A adoração a Deus é com temor e sem temor!

medo

A adoração a Deus é com temor e sem temor.

(Esboço de um dos meus sermões)

 

1). Com temor

Com temor diante do seu Ser, de sua grandeza e de sua manifestação que nos causa a mesma impressão que causou à nação de Israel em Êxodo 20:19, a Jacó (Gn 32:30) a Isaías (Isaías 6), a Paulo (2 Co 12), a Tomé (João 20:28), a Pedro, Tiago e João (Mateus 17:6), o autor da carta aos Hebreus (Hb 12:28,29), a João (Apocalipse 1:17).

Nos casos acima citados, o temor, a reverência, o senso de pequenez e a convicção de pecado dominou cada um destes homens diante da presença do Senhor.

 

2). Sem Temor

No entanto, ao mesmo tempo que a adoração é com temor a Deus, ela deve ser manifesta sem temor (Lucas 1:74; Êxodo 20:20; Ap. 1:17). Ao mesmo tempo em que os servos de Deus devem manifestar temor diante do Deus Todo-Poderoso e da sua teofania sinaítica (cf. Êxodo 19), eles podem descansar em Deus quando entregam sua confiança a Ele. Isto os fará ver a grandeza de Deus e os fará perceber que de fato são aproximados como filhos (Rm 8:16,17), a ponto de não temerem os inimigos (Lc. 1:74, Jd. 1, 24, Rm 8:38,39; João 10:28,29), pois no Senhor estão guardados e assegurados eternamente. Sendo assim, ecoa a doce palavra de Deus – “Não temas” (por 365 vezes), para que saibamos que não há um só dia que Ele não nos guarda. É neste sentido que a adoração é sem temor.

 

3). Com temor e sem temor

É com temor, reverência, manifestação de culto em atitude de submissão, prostração, encurvamento e humildade, pois estamos diante do Altíssimo, Glorioso, Onipotente, Santo, Majestoso e Justo Deus, isto nos leva a uma atitude de santidade (1 Pedro 1:16; Êxodo 20:20).
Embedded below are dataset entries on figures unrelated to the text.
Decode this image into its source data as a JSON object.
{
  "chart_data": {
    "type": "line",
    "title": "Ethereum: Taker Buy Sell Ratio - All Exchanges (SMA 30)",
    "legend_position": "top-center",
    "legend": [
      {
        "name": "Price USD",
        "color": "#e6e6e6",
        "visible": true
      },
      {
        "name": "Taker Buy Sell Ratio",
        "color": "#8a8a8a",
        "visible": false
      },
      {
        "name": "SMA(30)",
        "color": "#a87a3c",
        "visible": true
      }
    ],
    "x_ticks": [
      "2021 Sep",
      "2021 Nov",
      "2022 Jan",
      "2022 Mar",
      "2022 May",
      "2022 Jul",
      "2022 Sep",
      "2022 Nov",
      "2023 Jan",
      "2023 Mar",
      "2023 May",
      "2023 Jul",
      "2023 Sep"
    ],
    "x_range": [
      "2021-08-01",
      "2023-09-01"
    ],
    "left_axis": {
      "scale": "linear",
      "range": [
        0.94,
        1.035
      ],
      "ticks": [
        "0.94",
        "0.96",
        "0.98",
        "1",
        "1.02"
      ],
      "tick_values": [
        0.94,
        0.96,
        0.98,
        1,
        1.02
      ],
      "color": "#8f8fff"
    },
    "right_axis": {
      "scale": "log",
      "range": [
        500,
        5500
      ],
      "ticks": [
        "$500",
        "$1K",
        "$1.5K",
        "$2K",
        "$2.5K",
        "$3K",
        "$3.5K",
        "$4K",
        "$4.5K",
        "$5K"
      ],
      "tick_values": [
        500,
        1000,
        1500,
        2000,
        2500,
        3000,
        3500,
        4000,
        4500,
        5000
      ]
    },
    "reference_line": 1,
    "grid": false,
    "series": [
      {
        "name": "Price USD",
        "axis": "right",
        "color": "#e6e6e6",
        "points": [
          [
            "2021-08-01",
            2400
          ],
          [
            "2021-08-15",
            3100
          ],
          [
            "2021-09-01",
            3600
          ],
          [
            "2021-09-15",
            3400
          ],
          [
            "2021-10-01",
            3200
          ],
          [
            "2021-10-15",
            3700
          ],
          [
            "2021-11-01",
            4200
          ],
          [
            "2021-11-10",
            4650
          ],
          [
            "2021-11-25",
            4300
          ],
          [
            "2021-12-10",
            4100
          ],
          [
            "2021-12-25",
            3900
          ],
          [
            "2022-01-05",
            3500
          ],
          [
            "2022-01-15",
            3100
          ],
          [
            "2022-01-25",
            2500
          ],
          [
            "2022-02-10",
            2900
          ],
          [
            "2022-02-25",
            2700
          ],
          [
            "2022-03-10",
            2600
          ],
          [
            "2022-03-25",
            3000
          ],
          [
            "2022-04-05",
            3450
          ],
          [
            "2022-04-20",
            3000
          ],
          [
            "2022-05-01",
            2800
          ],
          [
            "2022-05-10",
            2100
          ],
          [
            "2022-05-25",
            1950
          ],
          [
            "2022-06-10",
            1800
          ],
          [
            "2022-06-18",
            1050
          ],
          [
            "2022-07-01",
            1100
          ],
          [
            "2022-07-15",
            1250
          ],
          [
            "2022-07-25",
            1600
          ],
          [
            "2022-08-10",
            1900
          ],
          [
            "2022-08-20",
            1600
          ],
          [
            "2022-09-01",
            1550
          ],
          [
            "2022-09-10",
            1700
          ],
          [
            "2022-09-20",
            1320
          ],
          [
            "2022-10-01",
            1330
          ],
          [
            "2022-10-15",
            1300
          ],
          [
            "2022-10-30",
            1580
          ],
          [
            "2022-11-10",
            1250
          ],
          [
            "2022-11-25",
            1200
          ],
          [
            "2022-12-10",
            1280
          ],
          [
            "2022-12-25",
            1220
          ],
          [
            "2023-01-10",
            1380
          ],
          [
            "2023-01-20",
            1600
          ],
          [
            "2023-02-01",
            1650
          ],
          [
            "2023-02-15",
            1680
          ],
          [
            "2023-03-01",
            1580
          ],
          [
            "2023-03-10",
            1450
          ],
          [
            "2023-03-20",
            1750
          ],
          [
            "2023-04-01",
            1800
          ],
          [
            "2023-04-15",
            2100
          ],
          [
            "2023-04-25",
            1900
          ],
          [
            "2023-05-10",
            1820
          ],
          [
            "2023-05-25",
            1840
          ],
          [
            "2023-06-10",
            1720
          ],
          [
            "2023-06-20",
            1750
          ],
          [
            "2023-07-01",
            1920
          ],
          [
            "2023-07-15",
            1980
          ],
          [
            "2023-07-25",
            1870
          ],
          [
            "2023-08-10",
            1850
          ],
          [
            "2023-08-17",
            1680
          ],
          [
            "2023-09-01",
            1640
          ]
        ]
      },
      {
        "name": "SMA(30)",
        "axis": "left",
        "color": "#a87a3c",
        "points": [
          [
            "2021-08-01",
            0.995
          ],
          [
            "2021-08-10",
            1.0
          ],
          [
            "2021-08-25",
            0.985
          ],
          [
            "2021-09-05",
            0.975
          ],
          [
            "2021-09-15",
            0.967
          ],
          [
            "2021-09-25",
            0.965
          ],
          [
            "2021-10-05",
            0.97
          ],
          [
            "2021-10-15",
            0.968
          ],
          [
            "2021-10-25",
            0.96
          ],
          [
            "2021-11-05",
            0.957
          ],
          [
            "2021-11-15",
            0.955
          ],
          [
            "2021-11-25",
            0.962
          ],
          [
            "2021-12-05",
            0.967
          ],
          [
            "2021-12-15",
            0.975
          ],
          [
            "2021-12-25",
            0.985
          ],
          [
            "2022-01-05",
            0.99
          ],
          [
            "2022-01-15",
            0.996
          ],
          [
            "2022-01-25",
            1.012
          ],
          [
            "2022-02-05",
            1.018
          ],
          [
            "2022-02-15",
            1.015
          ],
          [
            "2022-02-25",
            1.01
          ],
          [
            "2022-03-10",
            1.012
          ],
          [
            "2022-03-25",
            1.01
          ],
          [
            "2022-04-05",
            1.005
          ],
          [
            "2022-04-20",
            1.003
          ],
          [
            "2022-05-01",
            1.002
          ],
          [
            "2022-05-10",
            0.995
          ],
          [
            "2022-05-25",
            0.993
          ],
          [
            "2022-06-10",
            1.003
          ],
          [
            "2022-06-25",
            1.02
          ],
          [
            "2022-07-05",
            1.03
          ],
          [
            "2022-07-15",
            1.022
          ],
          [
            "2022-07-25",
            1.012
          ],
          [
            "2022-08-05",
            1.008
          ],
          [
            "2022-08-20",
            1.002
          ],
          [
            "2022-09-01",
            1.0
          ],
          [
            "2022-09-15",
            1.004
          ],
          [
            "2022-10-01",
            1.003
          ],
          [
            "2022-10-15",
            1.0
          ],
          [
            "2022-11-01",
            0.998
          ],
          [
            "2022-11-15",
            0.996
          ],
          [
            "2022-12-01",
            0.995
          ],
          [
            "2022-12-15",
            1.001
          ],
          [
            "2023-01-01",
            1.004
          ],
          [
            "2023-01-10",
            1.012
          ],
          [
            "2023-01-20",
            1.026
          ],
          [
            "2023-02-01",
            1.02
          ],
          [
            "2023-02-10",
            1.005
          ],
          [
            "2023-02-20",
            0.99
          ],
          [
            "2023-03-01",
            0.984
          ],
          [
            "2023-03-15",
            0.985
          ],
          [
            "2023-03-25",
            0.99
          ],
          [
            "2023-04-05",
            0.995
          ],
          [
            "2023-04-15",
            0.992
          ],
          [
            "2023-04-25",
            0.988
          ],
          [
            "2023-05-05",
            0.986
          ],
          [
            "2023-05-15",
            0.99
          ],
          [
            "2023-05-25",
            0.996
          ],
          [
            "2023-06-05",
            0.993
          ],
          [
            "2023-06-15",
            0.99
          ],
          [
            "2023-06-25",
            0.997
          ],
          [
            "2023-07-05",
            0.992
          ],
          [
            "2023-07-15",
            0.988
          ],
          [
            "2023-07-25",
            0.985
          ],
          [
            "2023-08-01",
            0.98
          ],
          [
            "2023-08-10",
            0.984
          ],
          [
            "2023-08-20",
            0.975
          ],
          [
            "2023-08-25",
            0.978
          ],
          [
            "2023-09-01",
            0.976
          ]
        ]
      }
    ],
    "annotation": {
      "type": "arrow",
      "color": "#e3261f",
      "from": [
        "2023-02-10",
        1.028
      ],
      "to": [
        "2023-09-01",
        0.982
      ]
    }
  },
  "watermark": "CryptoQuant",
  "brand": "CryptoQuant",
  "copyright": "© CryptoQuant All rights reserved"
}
Uma vez confirmados em santidade e manifestando o fruto do Espírito, devemos adorar sem temor, sem o temor das adversidades e dos inimigos e sem o temor de sermos aniquilados pelo nosso próprio Pai.

 

Uma ilustração

Certa vez um de meus professores de Teologia falou de uma ilustração que me ajudou quanto a isto. A ideia é de um filho para com um pai. Aquele sabe que deve respeitar e reverenciar o seu pai, se não será disciplinado. Na presença do pai, ele manifesta temor, medo de desrespeitá-lo. No entanto, mesmo assim, isto não o leva a ficar desesperado diante do seu pai. Pelo contrário, mesmo sabendo que seu pai pode puni-lo caso o filho desobedeça, isto não impede o filho de se sentir seguro e protegido na presença do pai (sem temor).

E se você não teve um pai amoroso, protetor e disciplinador, confie nas palavras de Davi, quando afirma “Porque, quando meu pai e minha mãe me desampararem, o Senhor me recolherá.” (Salmo 27:10. Mas saiba que um pai que ama o filho certamente o disciplina (Hb 12:6,7).

 

Conclusão

Sendo assim, adore a Deus com temor e sem temor. Tema-o pelo que Ele é em si; não tema-o pelo que Ele é para você! Tema-o e o adore com temor no sentido de seguir seus ensinamentos e temê-lo por sua glória e santidade, mas ao mesmo tempo não temer aproximar-se dEle em intimidade, uma vez que o sacrifício de seu Filho nos deu livre acesso ao trono de Sua graça. Amém!